2. Scope of subparagraphs (g), (j) and (l)
(a) Subparagraph (g) is without hindrance to terms by which a supplier of financial services reserves the right to terminate unilaterally a contract of indeterminate duration without notice where there is a valid reason, provided that the supplier is required to inform the other contracting party or parties thereof immediately.
(b) Subparagraph (j) is without hindrance to terms under which a supplier of financial services reserves the right to alter the rate of interest payable by the consumer or due to the latter, or the amount of other charges for financial services without notice where there is a valid reason, provided that the supplier is required to inform the other contracting party or parties thereof at the earliest opportunity and that the latter are free to dissolve the contract immediately.

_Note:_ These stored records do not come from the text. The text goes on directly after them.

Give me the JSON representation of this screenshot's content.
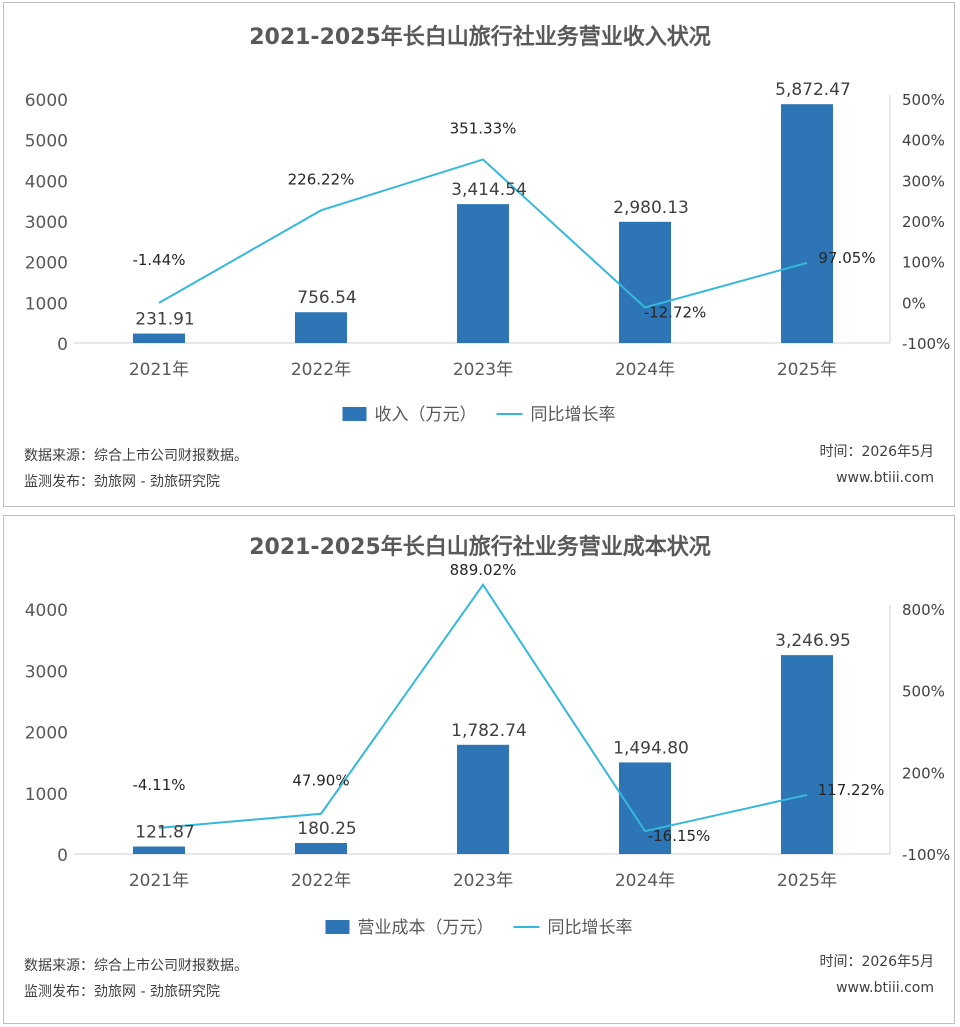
{
  "chart_data": [
    {
      "type": "bar",
      "title": "2021-2025年长白山旅行社业务营业收入状况",
      "categories": [
        "2021年",
        "2022年",
        "2023年",
        "2024年",
        "2025年"
      ],
      "series": [
        {
          "name": "收入（万元）",
          "type": "bar",
          "axis": "left",
          "values": [
            231.91,
            756.54,
            3414.54,
            2980.13,
            5872.47
          ],
          "labels": [
            "231.91",
            "756.54",
            "3,414.54",
            "2,980.13",
            "5,872.47"
          ],
          "color": "#2e75b6"
        },
        {
          "name": "同比增长率",
          "type": "line",
          "axis": "right",
          "values": [
            -1.44,
            226.22,
            351.33,
            -12.72,
            97.05
          ],
          "labels": [
            "-1.44%",
            "226.22%",
            "351.33%",
            "-12.72%",
            "97.05%"
          ],
          "color": "#35b8dc"
        }
      ],
      "y_left": {
        "min": 0,
        "max": 6000,
        "ticks": [
          "0",
          "1000",
          "2000",
          "3000",
          "4000",
          "5000",
          "6000"
        ]
      },
      "y_right": {
        "min": -100,
        "max": 500,
        "ticks": [
          "-100%",
          "0%",
          "100%",
          "200%",
          "300%",
          "400%",
          "500%"
        ]
      },
      "legend_position": "bottom",
      "grid": false
    },
    {
      "type": "bar",
      "title": "2021-2025年长白山旅行社业务营业成本状况",
      "categories": [
        "2021年",
        "2022年",
        "2023年",
        "2024年",
        "2025年"
      ],
      "series": [
        {
          "name": "营业成本（万元）",
          "type": "bar",
          "axis": "left",
          "values": [
            121.87,
            180.25,
            1782.74,
            1494.8,
            3246.95
          ],
          "labels": [
            "121.87",
            "180.25",
            "1,782.74",
            "1,494.80",
            "3,246.95"
          ],
          "color": "#2e75b6"
        },
        {
          "name": "同比增长率",
          "type": "line",
          "axis": "right",
          "values": [
            -4.11,
            47.9,
            889.02,
            -16.15,
            117.22
          ],
          "labels": [
            "-4.11%",
            "47.90%",
            "889.02%",
            "-16.15%",
            "117.22%"
          ],
          "color": "#35b8dc"
        }
      ],
      "y_left": {
        "min": 0,
        "max": 4000,
        "ticks": [
          "0",
          "1000",
          "2000",
          "3000",
          "4000"
        ]
      },
      "y_right": {
        "min": -100,
        "max": 800,
        "ticks": [
          "-100%",
          "200%",
          "500%",
          "800%"
        ]
      },
      "legend_position": "bottom",
      "grid": false
    }
  ],
  "footer": [
    {
      "source": "数据来源：综合上市公司财报数据。",
      "publisher": "监测发布：劲旅网 - 劲旅研究院",
      "time": "时间：2026年5月",
      "site": "www.btiii.com"
    },
    {
      "source": "数据来源：综合上市公司财报数据。",
      "publisher": "监测发布：劲旅网 - 劲旅研究院",
      "time": "时间：2026年5月",
      "site": "www.btiii.com"
    }
  ]
}
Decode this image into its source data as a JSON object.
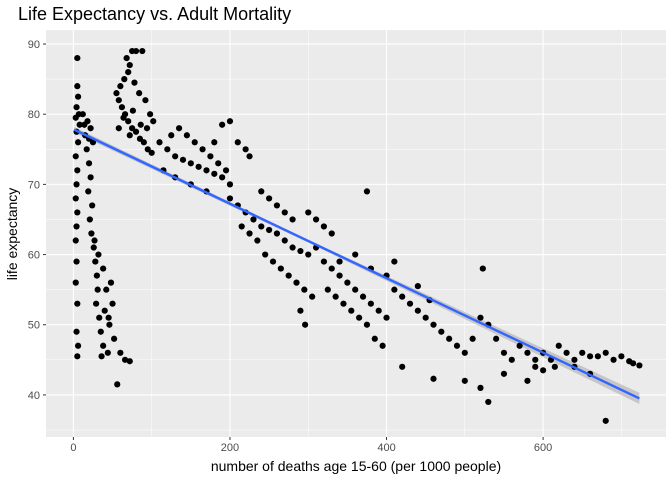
{
  "chart_data": {
    "type": "scatter",
    "title": "Life Expectancy vs. Adult Mortality",
    "xlabel": "number of deaths age 15-60 (per 1000 people)",
    "ylabel": "life expectancy",
    "xlim": [
      -35,
      757
    ],
    "ylim": [
      34,
      92
    ],
    "x_ticks": [
      0,
      200,
      400,
      600
    ],
    "y_ticks": [
      40,
      50,
      60,
      70,
      80,
      90
    ],
    "grid": true,
    "background": "#ebebeb",
    "grid_color": "#ffffff",
    "point_color": "#000000",
    "trend_color": "#3366ff",
    "band_color": "#bdbdbd",
    "trend_line": {
      "x": [
        1,
        723
      ],
      "y": [
        77.8,
        39.5
      ]
    },
    "confidence_band": {
      "x": [
        1,
        300,
        723
      ],
      "lower": [
        77.4,
        61.7,
        38.7
      ],
      "upper": [
        78.2,
        62.1,
        40.3
      ]
    },
    "points": [
      [
        5,
        88.0
      ],
      [
        5,
        84.0
      ],
      [
        6,
        82.5
      ],
      [
        4,
        81.0
      ],
      [
        7,
        80.0
      ],
      [
        3,
        79.5
      ],
      [
        8,
        78.5
      ],
      [
        4,
        77.5
      ],
      [
        6,
        76.0
      ],
      [
        3,
        74.0
      ],
      [
        5,
        72.0
      ],
      [
        4,
        70.0
      ],
      [
        3,
        68.0
      ],
      [
        5,
        66.0
      ],
      [
        4,
        64.0
      ],
      [
        3,
        62.0
      ],
      [
        4,
        59.0
      ],
      [
        3,
        56.0
      ],
      [
        5,
        53.0
      ],
      [
        4,
        49.0
      ],
      [
        6,
        47.0
      ],
      [
        5,
        45.5
      ],
      [
        12,
        80.0
      ],
      [
        14,
        78.5
      ],
      [
        18,
        79.0
      ],
      [
        22,
        78.0
      ],
      [
        15,
        77.0
      ],
      [
        20,
        76.5
      ],
      [
        25,
        76.0
      ],
      [
        17,
        75.0
      ],
      [
        20,
        73.0
      ],
      [
        22,
        71.0
      ],
      [
        19,
        69.0
      ],
      [
        24,
        67.0
      ],
      [
        21,
        65.0
      ],
      [
        23,
        63.0
      ],
      [
        26,
        61.0
      ],
      [
        28,
        59.0
      ],
      [
        30,
        57.0
      ],
      [
        31,
        55.0
      ],
      [
        29,
        53.0
      ],
      [
        33,
        51.0
      ],
      [
        35,
        49.0
      ],
      [
        38,
        47.0
      ],
      [
        36,
        45.5
      ],
      [
        44,
        46.0
      ],
      [
        48,
        56.0
      ],
      [
        50,
        53.0
      ],
      [
        46,
        50.0
      ],
      [
        52,
        48.0
      ],
      [
        56,
        41.5
      ],
      [
        60,
        46.0
      ],
      [
        66,
        45.0
      ],
      [
        72,
        44.8
      ],
      [
        40,
        52.0
      ],
      [
        42,
        55.0
      ],
      [
        38,
        58.0
      ],
      [
        45,
        51.0
      ],
      [
        32,
        60.0
      ],
      [
        27,
        62.0
      ],
      [
        55,
        83.0
      ],
      [
        58,
        82.0
      ],
      [
        62,
        81.0
      ],
      [
        66,
        80.0
      ],
      [
        70,
        79.0
      ],
      [
        75,
        78.0
      ],
      [
        80,
        77.5
      ],
      [
        85,
        76.5
      ],
      [
        90,
        76.0
      ],
      [
        95,
        75.0
      ],
      [
        100,
        74.5
      ],
      [
        60,
        84.0
      ],
      [
        65,
        85.0
      ],
      [
        70,
        86.0
      ],
      [
        72,
        87.0
      ],
      [
        68,
        88.0
      ],
      [
        75,
        89.0
      ],
      [
        80,
        89.0
      ],
      [
        88,
        89.0
      ],
      [
        78,
        84.5
      ],
      [
        84,
        83.0
      ],
      [
        92,
        82.0
      ],
      [
        98,
        80.0
      ],
      [
        64,
        79.5
      ],
      [
        72,
        77.0
      ],
      [
        86,
        78.5
      ],
      [
        94,
        78.0
      ],
      [
        102,
        79.0
      ],
      [
        58,
        78.0
      ],
      [
        76,
        80.5
      ],
      [
        110,
        76.0
      ],
      [
        120,
        75.0
      ],
      [
        130,
        74.0
      ],
      [
        140,
        73.5
      ],
      [
        150,
        73.0
      ],
      [
        160,
        72.5
      ],
      [
        170,
        72.0
      ],
      [
        180,
        71.5
      ],
      [
        190,
        71.0
      ],
      [
        200,
        70.0
      ],
      [
        125,
        77.0
      ],
      [
        135,
        78.0
      ],
      [
        145,
        77.0
      ],
      [
        155,
        76.0
      ],
      [
        165,
        75.0
      ],
      [
        175,
        74.0
      ],
      [
        185,
        73.0
      ],
      [
        195,
        72.0
      ],
      [
        115,
        72.0
      ],
      [
        130,
        71.0
      ],
      [
        150,
        70.0
      ],
      [
        170,
        69.0
      ],
      [
        180,
        76.0
      ],
      [
        190,
        78.5
      ],
      [
        200,
        79.0
      ],
      [
        210,
        76.0
      ],
      [
        220,
        75.0
      ],
      [
        225,
        74.0
      ],
      [
        200,
        68.0
      ],
      [
        210,
        67.0
      ],
      [
        220,
        66.0
      ],
      [
        230,
        65.0
      ],
      [
        240,
        64.0
      ],
      [
        250,
        63.5
      ],
      [
        260,
        63.0
      ],
      [
        270,
        62.0
      ],
      [
        280,
        61.0
      ],
      [
        290,
        60.5
      ],
      [
        300,
        60.0
      ],
      [
        215,
        64.0
      ],
      [
        225,
        63.0
      ],
      [
        235,
        62.0
      ],
      [
        245,
        60.0
      ],
      [
        255,
        59.0
      ],
      [
        265,
        58.0
      ],
      [
        275,
        57.0
      ],
      [
        285,
        56.0
      ],
      [
        295,
        55.0
      ],
      [
        305,
        54.0
      ],
      [
        240,
        69.0
      ],
      [
        250,
        68.0
      ],
      [
        260,
        67.0
      ],
      [
        270,
        66.0
      ],
      [
        280,
        65.0
      ],
      [
        300,
        66.0
      ],
      [
        310,
        65.0
      ],
      [
        320,
        64.0
      ],
      [
        330,
        63.0
      ],
      [
        290,
        52.0
      ],
      [
        296,
        50.0
      ],
      [
        310,
        61.0
      ],
      [
        320,
        59.0
      ],
      [
        330,
        58.0
      ],
      [
        340,
        57.0
      ],
      [
        350,
        56.0
      ],
      [
        360,
        55.0
      ],
      [
        370,
        54.0
      ],
      [
        380,
        53.0
      ],
      [
        390,
        52.0
      ],
      [
        400,
        51.0
      ],
      [
        325,
        55.0
      ],
      [
        335,
        54.0
      ],
      [
        345,
        53.0
      ],
      [
        355,
        52.0
      ],
      [
        365,
        51.0
      ],
      [
        375,
        50.0
      ],
      [
        385,
        48.0
      ],
      [
        395,
        47.0
      ],
      [
        340,
        59.0
      ],
      [
        360,
        60.0
      ],
      [
        380,
        58.0
      ],
      [
        400,
        57.0
      ],
      [
        410,
        55.0
      ],
      [
        420,
        54.0
      ],
      [
        430,
        53.0
      ],
      [
        440,
        52.0
      ],
      [
        450,
        51.0
      ],
      [
        460,
        50.0
      ],
      [
        470,
        49.0
      ],
      [
        480,
        48.0
      ],
      [
        490,
        47.0
      ],
      [
        500,
        46.0
      ],
      [
        510,
        48.0
      ],
      [
        520,
        51.0
      ],
      [
        530,
        50.0
      ],
      [
        540,
        48.0
      ],
      [
        550,
        46.0
      ],
      [
        560,
        45.0
      ],
      [
        570,
        47.0
      ],
      [
        580,
        46.0
      ],
      [
        590,
        45.0
      ],
      [
        600,
        46.0
      ],
      [
        610,
        45.0
      ],
      [
        620,
        47.0
      ],
      [
        630,
        46.0
      ],
      [
        640,
        45.0
      ],
      [
        650,
        46.0
      ],
      [
        660,
        45.5
      ],
      [
        670,
        45.5
      ],
      [
        680,
        46.0
      ],
      [
        690,
        45.0
      ],
      [
        700,
        45.5
      ],
      [
        710,
        44.8
      ],
      [
        715,
        44.5
      ],
      [
        723,
        44.2
      ],
      [
        420,
        44.0
      ],
      [
        460,
        42.3
      ],
      [
        500,
        42.0
      ],
      [
        520,
        41.0
      ],
      [
        530,
        39.0
      ],
      [
        550,
        43.0
      ],
      [
        580,
        42.0
      ],
      [
        680,
        36.3
      ],
      [
        590,
        44.0
      ],
      [
        600,
        43.5
      ],
      [
        615,
        44.0
      ],
      [
        640,
        44.0
      ],
      [
        660,
        43.0
      ],
      [
        375,
        69.0
      ],
      [
        523,
        58.0
      ],
      [
        410,
        59.0
      ],
      [
        440,
        55.5
      ],
      [
        455,
        53.5
      ]
    ]
  }
}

Subparagraph (j) is also without hindrance to terms under which a seller or supplier reserves the right to alter unilaterally the conditions of a contract of indeterminate duration, provided that he is required to inform the consumer with reasonable notice and that the consumer is free to dissolve the contract.
(c) Subparagraphs (g), (j) and (l) do not apply to:
— transactions in transferable securities, financial instruments and other products or services where the price is linked to fluctuations in a stock exchange quotation or index or a financial market rate that the seller or supplier does not control;
— contracts for the purchase or sale of foreign currency, traveller’s cheques or international money orders denominated in foreign currency;
(d) Subparagraph (l) is without hindrance to price-indexation clauses, where lawful, provided that the method by which prices vary is explicitly described.
( 1 ) OJ C No 73, 24.3.1992, p. 7.
( 2 ) OJ C No 326, 16.12.1991, p. 108 and OJ No C 21, 25.1.1993.
( 3 ) OJ C No 159, 17.6.1991, p. 34.
( 4 ) OJ C No 92, 25.4.1975, p. 1 and OJ C No 133, 3.6.1981, p. 1.